Don't you hate it when people let months, even entire years go by without updating their blogs?
When I moved to New York City in 1996, I never intended to leave. About a year and a half ago, the fam and I moved to a small town in New Jersey. Most New Jersey small towns within a one-hour drive of New York City are considered suburbs, and ours is no exception. With housing prices in Brooklyn showing no sign of coming down any time soon, and with my husband working in Secaucus, moving seemed like a resigned evil.
So here we are.
That first summer in our new house -- like, a real house with a backyard and basement and a mailbox that doesn't require a key -- the kids were not in any kind of camp or daycare, I was working from home part time, and blogging seemed like one more chore to drag down my mood.
Then the kids started school and things got really hectic. There were issues. There was drama. There were problems. Getting us all through each day felt like a marathon. I kept waiting for that moment when everything would click into place and I'd finally feel like this was home, this was our life, and this was fine. Everyone kept telling me how happy I should be. So I kept waiting.

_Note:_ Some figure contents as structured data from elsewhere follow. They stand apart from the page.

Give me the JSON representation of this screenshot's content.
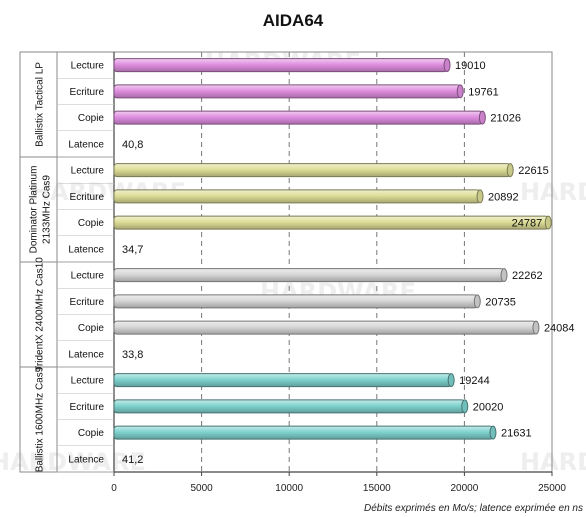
{
  "chart_data": {
    "type": "bar",
    "orientation": "horizontal",
    "title": "AIDA64",
    "xlabel": "Débits exprimés en Mo/s; latence exprimée en ns",
    "xlim": [
      0,
      25000
    ],
    "xticks": [
      "0",
      "5000",
      "10000",
      "15000",
      "20000",
      "25000"
    ],
    "grid": true,
    "groups": [
      {
        "name": "Ballistix Tactical LP",
        "color": "#e08fe0",
        "bars": [
          {
            "label": "Lecture",
            "value": 19010,
            "display": "19010"
          },
          {
            "label": "Ecriture",
            "value": 19761,
            "display": "19761"
          },
          {
            "label": "Copie",
            "value": 21026,
            "display": "21026"
          },
          {
            "label": "Latence",
            "value": 40.8,
            "display": "40,8"
          }
        ]
      },
      {
        "name": "Dominator Platinum 2133MHz Cas9",
        "color": "#dede98",
        "bars": [
          {
            "label": "Lecture",
            "value": 22615,
            "display": "22615"
          },
          {
            "label": "Ecriture",
            "value": 20892,
            "display": "20892"
          },
          {
            "label": "Copie",
            "value": 24787,
            "display": "24787"
          },
          {
            "label": "Latence",
            "value": 34.7,
            "display": "34,7"
          }
        ]
      },
      {
        "name": "TridentX 2400MHz Cas10",
        "color": "#d7d7d7",
        "bars": [
          {
            "label": "Lecture",
            "value": 22262,
            "display": "22262"
          },
          {
            "label": "Ecriture",
            "value": 20735,
            "display": "20735"
          },
          {
            "label": "Copie",
            "value": 24084,
            "display": "24084"
          },
          {
            "label": "Latence",
            "value": 33.8,
            "display": "33,8"
          }
        ]
      },
      {
        "name": "Ballistix 1600MHz Cas9",
        "color": "#7fd3cf",
        "bars": [
          {
            "label": "Lecture",
            "value": 19244,
            "display": "19244"
          },
          {
            "label": "Ecriture",
            "value": 20020,
            "display": "20020"
          },
          {
            "label": "Copie",
            "value": 21631,
            "display": "21631"
          },
          {
            "label": "Latence",
            "value": 41.2,
            "display": "41,2"
          }
        ]
      }
    ]
  }
}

I also picked up a Shirley Jackson book.
Every once in a while I go on a book-buying freeze because I find that my to-read pile has grown out of control. Whether they were given to me, I won them, or bought them and forgot, when I find I have more than two dozen unread books in my house, I force myself to read those before I buy any more.

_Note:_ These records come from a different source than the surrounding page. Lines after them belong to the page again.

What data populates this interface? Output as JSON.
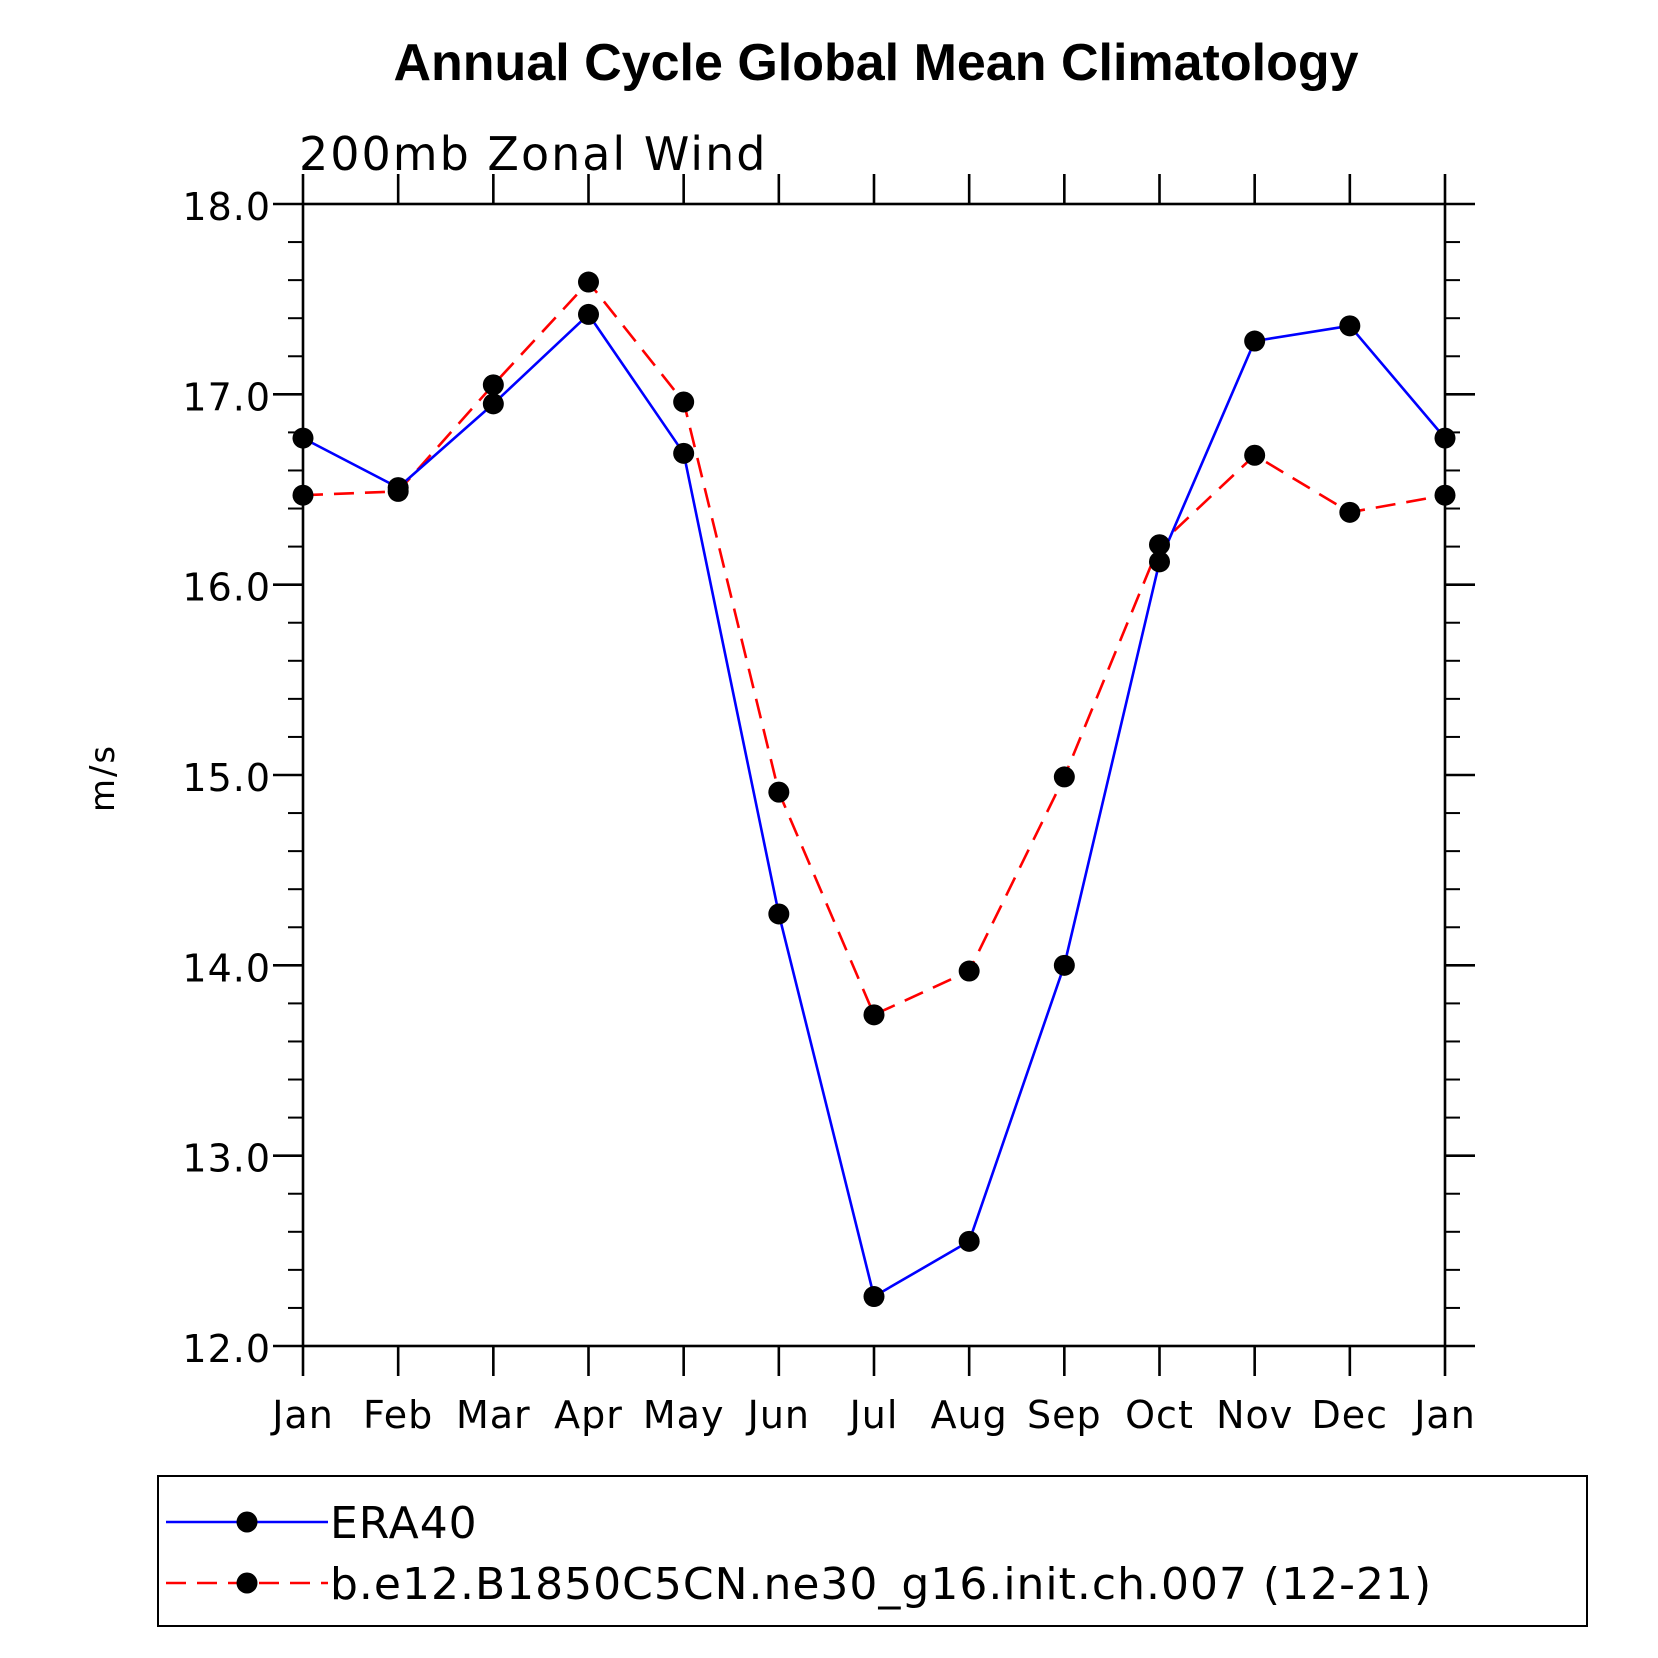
{
  "chart_data": {
    "type": "line",
    "title": "Annual Cycle Global Mean Climatology",
    "subtitle": "200mb Zonal Wind",
    "xlabel": "",
    "ylabel": "m/s",
    "categories": [
      "Jan",
      "Feb",
      "Mar",
      "Apr",
      "May",
      "Jun",
      "Jul",
      "Aug",
      "Sep",
      "Oct",
      "Nov",
      "Dec",
      "Jan"
    ],
    "yticks": [
      "12.0",
      "13.0",
      "14.0",
      "15.0",
      "16.0",
      "17.0",
      "18.0"
    ],
    "ylim": [
      12.0,
      18.0
    ],
    "grid": false,
    "legend_position": "bottom",
    "series": [
      {
        "name": "ERA40",
        "color": "#0000ff",
        "dash": "solid",
        "marker": "filled-circle",
        "values": [
          16.77,
          16.51,
          16.95,
          17.42,
          16.69,
          14.27,
          12.26,
          12.55,
          14.0,
          16.12,
          17.28,
          17.36,
          16.77
        ]
      },
      {
        "name": "b.e12.B1850C5CN.ne30_g16.init.ch.007 (12-21)",
        "color": "#ff0000",
        "dash": "dashed",
        "marker": "filled-circle",
        "values": [
          16.47,
          16.49,
          17.05,
          17.59,
          16.96,
          14.91,
          13.74,
          13.97,
          14.99,
          16.21,
          16.68,
          16.38,
          16.47
        ]
      }
    ]
  }
}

Years ago I had attended Book Expo America and since it was the last day of the convention people were giving away free books. I picked up "Come Along With Me," a collection of Jackson's short stories and lectures. And then I forgot about it.
Reading this book at the exact moment when living in small town suburbia felt more like the American Nightmare than the American Dream tapped into something deep down in my psyche that I couldn't put my finger on. Of course stories like "The Summer People" and "The Lottery" resonated with me, but what really piqued my interest were the details of Jackson's life and her personal essays. I followed "Come Along With Me" by reading "The Haunting of Hill House" and "We Have Always Lived in the Castle," and I felt like, "Where have these stories been my whole life?" It was like finding my literary True Love.
After "We Have Always Lived in the Castle," I bought and read "Life Among the Savages" and "Raising Demons," both collections of Jackson's personally essays on raising children in small-town America. And though those stories happened over five decades ago, they resonate with me today with their timeless themes of stubborn children, household chaos, and small town weirdness.
Now we've settled in to our "quaint" little piece of the suburbs just fine: the kids have friends and get invited to birthday parties; my husband and I have game nights with other couples; we've been to enough restaurants to have favorites; we all have library cards. Sometimes I don't hate it here, and I'm no longer scared to drive. The summer camps are much cheaper, the schools are amazing, and I know where to find NYC-worthy bagels. But it still feels weird to me and probably always will. I'm a city girl. I feel safe in cities, with their crowds and anonymity. Growing up in Miami and living my entire adult life in New York City, I've never felt out of place as a Jew; here, I'm definitely a minority. My kids went from a school in Brooklyn where at least a dozen other children had their same Hispanic last name, to being the only ones with that name here. And though our town is known for its enormous, fancy houses, we live in a smallish house on the less-desirable end of town and on my really good days I don't feel self-conscious about that.
I've written three new stories in the past three months, and one flash piece before that, all with the same theme: the horror within our own families. I call it "domestic horror," and I fully admit I am inspired by the Shirley Jackson. My flash piece, "I Forgot to Lock the Door," was written during that first summer here when I kept waiting for the "good for families!" part of our new town to show itself and felt, instead, like we had made a huge mistake in moving here.
So yes, it's been tough at times but it's getting easier. And yes, blogging seemed like the last thing I wanted to do for a while. At least now I feel less alone, both in my real life thanks to the friends I've made, and in my inner life, thanks to Shirley Jackson.